I should mention that this happens even when my organization hasn't found any funding or anything for their projects - it's just a random visit! I am brought inside the school or temple and made to sit in the one plastic chair behind a table which bears a tray of flowers and fruit with 10 smoldering sticks of incense stuck in a banana. All the villagers sit on the floor while I sit facing them. I am introduced by my local NGO partner in Tamil, and asked to address the village. By this time they have usually presented me with a shawl or plastic flower or some other trinket and everyone claps wildly every time my name is mentioned.

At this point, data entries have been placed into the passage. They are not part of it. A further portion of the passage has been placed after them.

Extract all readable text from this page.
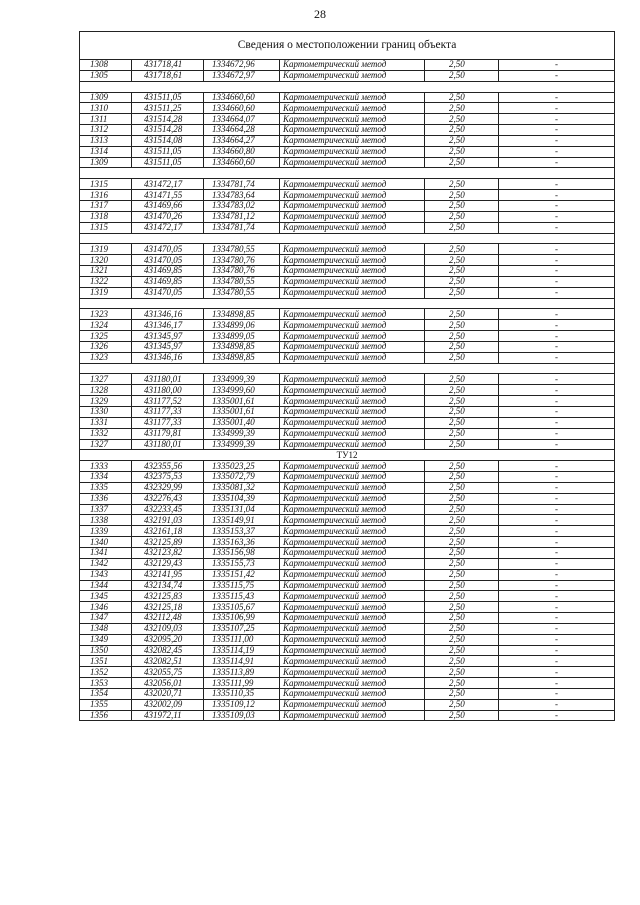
28
Сведения о местоположении границ объекта					
1308	431718,41	1334672,96	Картометрический метод	2,50	-
1305	431718,61	1334672,97	Картометрический метод	2,50	-

1309	431511,05	1334660,60	Картометрический метод	2,50	-
1310	431511,25	1334660,60	Картометрический метод	2,50	-
1311	431514,28	1334664,07	Картометрический метод	2,50	-
1312	431514,28	1334664,28	Картометрический метод	2,50	-
1313	431514,08	1334664,27	Картометрический метод	2,50	-
1314	431511,05	1334660,80	Картометрический метод	2,50	-
1309	431511,05	1334660,60	Картометрический метод	2,50	-

1315	431472,17	1334781,74	Картометрический метод	2,50	-
1316	431471,55	1334783,64	Картометрический метод	2,50	-
1317	431469,66	1334783,02	Картометрический метод	2,50	-
1318	431470,26	1334781,12	Картометрический метод	2,50	-
1315	431472,17	1334781,74	Картометрический метод	2,50	-

1319	431470,05	1334780,55	Картометрический метод	2,50	-
1320	431470,05	1334780,76	Картометрический метод	2,50	-
1321	431469,85	1334780,76	Картометрический метод	2,50	-
1322	431469,85	1334780,55	Картометрический метод	2,50	-
1319	431470,05	1334780,55	Картометрический метод	2,50	-

1323	431346,16	1334898,85	Картометрический метод	2,50	-
1324	431346,17	1334899,06	Картометрический метод	2,50	-
1325	431345,97	1334899,05	Картометрический метод	2,50	-
1326	431345,97	1334898,85	Картометрический метод	2,50	-
1323	431346,16	1334898,85	Картометрический метод	2,50	-

1327	431180,01	1334999,39	Картометрический метод	2,50	-
1328	431180,00	1334999,60	Картометрический метод	2,50	-
1329	431177,52	1335001,61	Картометрический метод	2,50	-
1330	431177,33	1335001,61	Картометрический метод	2,50	-
1331	431177,33	1335001,40	Картометрический метод	2,50	-
1332	431179,81	1334999,39	Картометрический метод	2,50	-
1327	431180,01	1334999,39	Картометрический метод	2,50	-
ТУ12					
1333	432355,56	1335023,25	Картометрический метод	2,50	-
1334	432375,53	1335072,79	Картометрический метод	2,50	-
1335	432329,99	1335081,32	Картометрический метод	2,50	-
1336	432276,43	1335104,39	Картометрический метод	2,50	-
1337	432233,45	1335131,04	Картометрический метод	2,50	-
1338	432191,03	1335149,91	Картометрический метод	2,50	-
1339	432161,18	1335153,37	Картометрический метод	2,50	-
1340	432125,89	1335163,36	Картометрический метод	2,50	-
1341	432123,82	1335156,98	Картометрический метод	2,50	-
1342	432129,43	1335155,73	Картометрический метод	2,50	-
1343	432141,95	1335151,42	Картометрический метод	2,50	-
1344	432134,74	1335115,75	Картометрический метод	2,50	-
1345	432125,83	1335115,43	Картометрический метод	2,50	-
1346	432125,18	1335105,67	Картометрический метод	2,50	-
1347	432112,48	1335106,99	Картометрический метод	2,50	-
1348	432109,03	1335107,25	Картометрический метод	2,50	-
1349	432095,20	1335111,00	Картометрический метод	2,50	-
1350	432082,45	1335114,19	Картометрический метод	2,50	-
1351	432082,51	1335114,91	Картометрический метод	2,50	-
1352	432055,75	1335113,89	Картометрический метод	2,50	-
1353	432056,01	1335111,99	Картометрический метод	2,50	-
1354	432020,71	1335110,35	Картометрический метод	2,50	-
1355	432002,09	1335109,12	Картометрический метод	2,50	-
1356	431972,11	1335109,03	Картометрический метод	2,50	-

I have to stand up and think of something to say. Mostly I complement them on the beauty and peacefulness of the village and say that I am actually a normal, average person in my country. I say that I have come because I admire what they are doing to strengthen their community and that I hope my community can learn from it, for we lack such beautiful organization. They love that and clap and smile hugely. I ask them questions and finally it is time to go. I standup and the whole crowd of 200-300 women and children races towards me, holding out their hands to shake and pens to get autographs. The NGO partners act like my bodyguards and get me in the jeep to take pictures of the village projects (necessary to document for my job), go to another village and repeat.
I have to repeat this torturous proces up to 8 times a day. I loathe it with my whole heart. The race/class barriers so enforced, my inability to interact with people on a human level, the overly-ceremonious circumstances which are totally uncomfortable. I don't really want to visit India alone again - this kind of work would be a lot better with a partner because at least we could commiserate and laugh at the ridiculousness of it all.
But I am alone for now, and have gotten through it in one piece. I hate being treated like I am special.